UNITED NATIONS (Rahnuma) — United Nations Secretary-General Antonio Guterres said Monday that the international body stands ready to continue to support governments in tackling mercenary activities.
“The United Nations stands ready to continue to support governments in tackling mercenary activities, including through deepening our dialogue with relevant regional organizations and national institutions,” the UN chief said while addressing the Security Council high-level debate: Mercenaries activities as a source of instability and destabilization in Africa.
“The presence of mercenaries and other foreign fighters worsens conflict and threatens stability,” said the secretary-general.
“Mercenary activities undermine the rule of law and perpetuate impunity,” he added.
“They abet the illegal and inequitable exploitation of a country’s natural resources,” he said, adding that “they provoke large-scale displacement and intercommunal tension.”
Noting that the nature of mercenary activities has evolved over the years, the secretary-general said that “they are exploiting and feeding off other ills such as transnational organized crime, terrorism and violent extremism.”
“In Africa, the focus of today’s discussion, mercenary activities remain a serious concern,” he said.
“We have seen illicit activities and trafficking by terrorist and mercenary groups operating in the Sahel, as well as the alleged involvement of mercenaries in post-election violence in Cote d’Ivoire in 2010,” he added.
The secretary-general called for efforts to tackle all problems related to mercenary activities, including “bolstering the legal regimes.”
The UN chief told the Council that only 35 states are parties to the International Convention against the Recruitment, Use, Financing and Training of Mercenaries, adopted by the General Assembly in 1989.

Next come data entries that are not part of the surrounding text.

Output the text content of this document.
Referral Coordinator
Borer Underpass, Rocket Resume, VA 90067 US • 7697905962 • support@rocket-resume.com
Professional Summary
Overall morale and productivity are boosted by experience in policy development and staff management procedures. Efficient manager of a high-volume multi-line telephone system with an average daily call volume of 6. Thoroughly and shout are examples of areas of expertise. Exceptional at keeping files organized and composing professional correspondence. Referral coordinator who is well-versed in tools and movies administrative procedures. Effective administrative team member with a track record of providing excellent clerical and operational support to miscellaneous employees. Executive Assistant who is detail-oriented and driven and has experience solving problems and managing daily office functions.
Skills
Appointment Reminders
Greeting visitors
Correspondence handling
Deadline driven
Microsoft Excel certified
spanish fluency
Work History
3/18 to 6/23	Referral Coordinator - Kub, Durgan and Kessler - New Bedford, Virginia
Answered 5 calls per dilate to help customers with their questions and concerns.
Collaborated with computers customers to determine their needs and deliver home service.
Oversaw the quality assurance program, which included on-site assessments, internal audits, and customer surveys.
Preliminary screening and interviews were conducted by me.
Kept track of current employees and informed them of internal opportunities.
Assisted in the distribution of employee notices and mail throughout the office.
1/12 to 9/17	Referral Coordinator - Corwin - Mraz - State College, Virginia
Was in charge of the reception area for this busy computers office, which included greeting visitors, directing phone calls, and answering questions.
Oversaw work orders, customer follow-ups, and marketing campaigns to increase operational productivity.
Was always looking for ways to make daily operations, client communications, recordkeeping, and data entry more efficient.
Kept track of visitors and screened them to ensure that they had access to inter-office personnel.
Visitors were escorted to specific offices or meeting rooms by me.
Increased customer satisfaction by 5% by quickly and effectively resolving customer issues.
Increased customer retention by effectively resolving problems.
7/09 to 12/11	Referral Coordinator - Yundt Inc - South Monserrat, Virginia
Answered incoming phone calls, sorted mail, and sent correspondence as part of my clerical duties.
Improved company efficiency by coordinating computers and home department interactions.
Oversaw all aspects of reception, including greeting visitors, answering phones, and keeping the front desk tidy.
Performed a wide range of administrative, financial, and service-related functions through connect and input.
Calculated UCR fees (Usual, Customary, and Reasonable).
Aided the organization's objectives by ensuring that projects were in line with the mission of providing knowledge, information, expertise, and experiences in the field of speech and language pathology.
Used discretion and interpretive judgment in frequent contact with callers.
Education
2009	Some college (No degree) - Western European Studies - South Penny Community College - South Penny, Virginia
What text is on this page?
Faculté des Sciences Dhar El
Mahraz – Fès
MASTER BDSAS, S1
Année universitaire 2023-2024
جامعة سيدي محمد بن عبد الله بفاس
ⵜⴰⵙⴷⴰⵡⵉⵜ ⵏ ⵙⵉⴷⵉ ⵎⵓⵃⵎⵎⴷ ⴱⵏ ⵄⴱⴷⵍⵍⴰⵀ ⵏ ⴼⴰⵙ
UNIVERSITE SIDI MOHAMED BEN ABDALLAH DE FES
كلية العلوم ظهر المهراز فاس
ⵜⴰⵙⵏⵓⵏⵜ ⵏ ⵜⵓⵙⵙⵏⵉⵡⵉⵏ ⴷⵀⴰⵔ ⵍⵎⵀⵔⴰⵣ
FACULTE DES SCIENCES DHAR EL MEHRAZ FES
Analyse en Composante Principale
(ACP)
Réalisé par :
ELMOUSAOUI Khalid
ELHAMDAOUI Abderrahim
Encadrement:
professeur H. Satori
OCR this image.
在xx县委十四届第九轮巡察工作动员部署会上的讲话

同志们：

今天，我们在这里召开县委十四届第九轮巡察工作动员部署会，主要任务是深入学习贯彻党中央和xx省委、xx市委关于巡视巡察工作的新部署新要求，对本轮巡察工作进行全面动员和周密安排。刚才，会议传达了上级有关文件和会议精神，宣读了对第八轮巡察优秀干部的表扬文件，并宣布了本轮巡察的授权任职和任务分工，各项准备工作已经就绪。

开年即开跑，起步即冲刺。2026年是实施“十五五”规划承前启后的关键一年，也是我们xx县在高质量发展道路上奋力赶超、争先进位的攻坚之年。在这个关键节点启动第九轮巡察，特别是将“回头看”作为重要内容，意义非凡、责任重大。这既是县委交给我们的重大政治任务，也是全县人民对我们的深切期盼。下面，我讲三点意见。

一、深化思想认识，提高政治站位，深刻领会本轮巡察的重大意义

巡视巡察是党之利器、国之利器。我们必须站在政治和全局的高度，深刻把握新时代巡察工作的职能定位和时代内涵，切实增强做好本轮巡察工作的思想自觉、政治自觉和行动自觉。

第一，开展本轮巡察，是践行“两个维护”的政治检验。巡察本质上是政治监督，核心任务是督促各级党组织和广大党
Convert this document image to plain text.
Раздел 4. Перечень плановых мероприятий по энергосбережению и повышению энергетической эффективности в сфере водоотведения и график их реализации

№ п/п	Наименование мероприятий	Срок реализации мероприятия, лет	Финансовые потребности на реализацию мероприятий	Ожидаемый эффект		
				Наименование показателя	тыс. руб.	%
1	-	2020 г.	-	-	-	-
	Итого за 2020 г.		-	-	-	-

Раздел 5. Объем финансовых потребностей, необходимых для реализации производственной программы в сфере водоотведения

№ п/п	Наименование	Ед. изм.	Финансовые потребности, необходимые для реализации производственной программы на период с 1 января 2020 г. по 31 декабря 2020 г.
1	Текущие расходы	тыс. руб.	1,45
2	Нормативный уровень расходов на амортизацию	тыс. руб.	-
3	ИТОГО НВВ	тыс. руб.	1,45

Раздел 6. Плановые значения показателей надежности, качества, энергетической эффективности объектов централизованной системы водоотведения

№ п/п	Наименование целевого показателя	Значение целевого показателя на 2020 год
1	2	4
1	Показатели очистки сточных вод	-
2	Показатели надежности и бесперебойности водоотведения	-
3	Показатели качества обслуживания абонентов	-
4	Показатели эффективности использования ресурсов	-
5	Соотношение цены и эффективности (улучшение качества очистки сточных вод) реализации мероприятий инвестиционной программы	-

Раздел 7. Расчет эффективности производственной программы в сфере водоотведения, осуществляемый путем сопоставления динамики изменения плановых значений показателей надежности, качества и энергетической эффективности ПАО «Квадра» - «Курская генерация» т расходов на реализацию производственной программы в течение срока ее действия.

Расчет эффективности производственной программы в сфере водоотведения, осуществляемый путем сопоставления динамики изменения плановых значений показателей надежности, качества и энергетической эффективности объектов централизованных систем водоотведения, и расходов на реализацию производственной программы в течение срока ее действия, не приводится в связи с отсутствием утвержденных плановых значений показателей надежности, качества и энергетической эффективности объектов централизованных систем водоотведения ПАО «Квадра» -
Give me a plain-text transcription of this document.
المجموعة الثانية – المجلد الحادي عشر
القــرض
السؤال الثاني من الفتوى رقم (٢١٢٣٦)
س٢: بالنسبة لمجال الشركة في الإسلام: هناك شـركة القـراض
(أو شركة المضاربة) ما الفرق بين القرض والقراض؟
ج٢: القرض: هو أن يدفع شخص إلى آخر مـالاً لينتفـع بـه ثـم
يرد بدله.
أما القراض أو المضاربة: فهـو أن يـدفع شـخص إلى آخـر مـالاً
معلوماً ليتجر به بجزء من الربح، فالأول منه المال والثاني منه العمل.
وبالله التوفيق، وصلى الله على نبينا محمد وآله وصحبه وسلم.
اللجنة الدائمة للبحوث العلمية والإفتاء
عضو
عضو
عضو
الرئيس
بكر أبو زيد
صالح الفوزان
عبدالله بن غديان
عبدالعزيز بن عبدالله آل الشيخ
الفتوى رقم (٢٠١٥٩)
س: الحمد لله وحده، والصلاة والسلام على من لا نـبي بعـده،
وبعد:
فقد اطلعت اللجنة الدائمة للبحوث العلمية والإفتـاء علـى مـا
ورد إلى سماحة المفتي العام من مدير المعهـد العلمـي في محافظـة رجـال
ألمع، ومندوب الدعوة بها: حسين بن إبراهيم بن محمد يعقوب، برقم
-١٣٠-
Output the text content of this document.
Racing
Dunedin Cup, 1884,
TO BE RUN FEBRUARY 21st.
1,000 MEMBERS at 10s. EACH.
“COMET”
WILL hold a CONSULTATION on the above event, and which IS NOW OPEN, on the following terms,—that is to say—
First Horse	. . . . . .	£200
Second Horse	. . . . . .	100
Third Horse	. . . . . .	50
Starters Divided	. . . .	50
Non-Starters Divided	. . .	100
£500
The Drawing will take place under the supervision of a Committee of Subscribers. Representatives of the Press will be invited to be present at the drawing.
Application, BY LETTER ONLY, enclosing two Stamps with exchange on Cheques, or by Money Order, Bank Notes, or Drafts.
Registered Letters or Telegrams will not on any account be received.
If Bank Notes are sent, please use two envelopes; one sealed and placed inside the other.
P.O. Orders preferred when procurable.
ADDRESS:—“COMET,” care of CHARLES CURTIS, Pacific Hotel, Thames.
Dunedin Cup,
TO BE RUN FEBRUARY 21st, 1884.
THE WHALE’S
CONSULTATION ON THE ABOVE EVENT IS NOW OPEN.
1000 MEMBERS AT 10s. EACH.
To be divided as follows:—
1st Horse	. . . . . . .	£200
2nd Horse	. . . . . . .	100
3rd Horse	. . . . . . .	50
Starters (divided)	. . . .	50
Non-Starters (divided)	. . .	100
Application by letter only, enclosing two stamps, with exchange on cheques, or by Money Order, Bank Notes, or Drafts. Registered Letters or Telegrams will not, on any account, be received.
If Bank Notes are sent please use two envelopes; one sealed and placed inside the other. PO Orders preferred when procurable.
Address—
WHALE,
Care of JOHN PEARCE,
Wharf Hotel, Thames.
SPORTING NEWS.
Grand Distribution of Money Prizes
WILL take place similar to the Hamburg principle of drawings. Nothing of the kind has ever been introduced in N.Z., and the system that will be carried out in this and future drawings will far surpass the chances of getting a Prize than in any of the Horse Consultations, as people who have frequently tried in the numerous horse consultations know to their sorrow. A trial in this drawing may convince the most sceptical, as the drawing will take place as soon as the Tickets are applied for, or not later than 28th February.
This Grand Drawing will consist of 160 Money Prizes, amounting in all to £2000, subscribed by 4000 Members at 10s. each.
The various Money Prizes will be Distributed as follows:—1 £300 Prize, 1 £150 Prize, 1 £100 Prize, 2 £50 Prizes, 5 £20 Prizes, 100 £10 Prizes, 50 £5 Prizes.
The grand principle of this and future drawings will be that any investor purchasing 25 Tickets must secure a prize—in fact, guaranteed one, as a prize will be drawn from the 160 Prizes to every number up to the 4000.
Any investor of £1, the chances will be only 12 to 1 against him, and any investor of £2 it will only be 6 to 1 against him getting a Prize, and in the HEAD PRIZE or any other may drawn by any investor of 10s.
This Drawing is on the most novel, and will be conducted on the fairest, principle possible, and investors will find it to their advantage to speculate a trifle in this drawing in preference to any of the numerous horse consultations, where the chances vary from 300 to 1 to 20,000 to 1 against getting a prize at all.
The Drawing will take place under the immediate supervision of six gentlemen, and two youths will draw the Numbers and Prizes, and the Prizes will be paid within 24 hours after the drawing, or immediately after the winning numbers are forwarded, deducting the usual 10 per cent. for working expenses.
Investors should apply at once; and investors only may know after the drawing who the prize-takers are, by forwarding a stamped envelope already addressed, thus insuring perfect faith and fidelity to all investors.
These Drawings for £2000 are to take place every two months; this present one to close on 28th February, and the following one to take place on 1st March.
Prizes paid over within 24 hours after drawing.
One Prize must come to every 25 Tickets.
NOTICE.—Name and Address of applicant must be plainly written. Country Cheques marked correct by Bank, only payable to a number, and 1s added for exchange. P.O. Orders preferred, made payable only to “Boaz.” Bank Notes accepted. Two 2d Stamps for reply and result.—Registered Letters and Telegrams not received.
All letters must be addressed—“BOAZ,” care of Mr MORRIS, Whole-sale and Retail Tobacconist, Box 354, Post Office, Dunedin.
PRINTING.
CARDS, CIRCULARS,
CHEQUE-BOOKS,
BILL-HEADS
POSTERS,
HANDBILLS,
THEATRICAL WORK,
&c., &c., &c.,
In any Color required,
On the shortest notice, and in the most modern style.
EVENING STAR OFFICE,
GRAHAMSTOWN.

“I call on those states that remain outside the Convention to accede to or ratify it without delay,” he said.
The UN chief also called on the international community to “increase bilateral, regional and international cooperation.”
“Cooperation on border management will be crucial in stemming the largely unhindered flow of weapons and foreign armed actors throughout Central Africa,” he said.
The secretary-general also called for efforts to “examine the political, economic, social and psychological factors that give rise to mercenary activities.”
“Together, let us strengthen our work across the spectrum of this challenge — from prevention to prosecution, and from mitigating the impacts of mercenary activities to addressing the root causes that give rise to them,” he said.
Equatorial Guinea, which holds the presidency of the Security Council for February, organized the high-level debate, presided over by President Teodoro Obiang Nguema Mbasogo of Equatorial Guinea. Moussa Faki Mahamat, chairperson of the African Union Commission, also participated.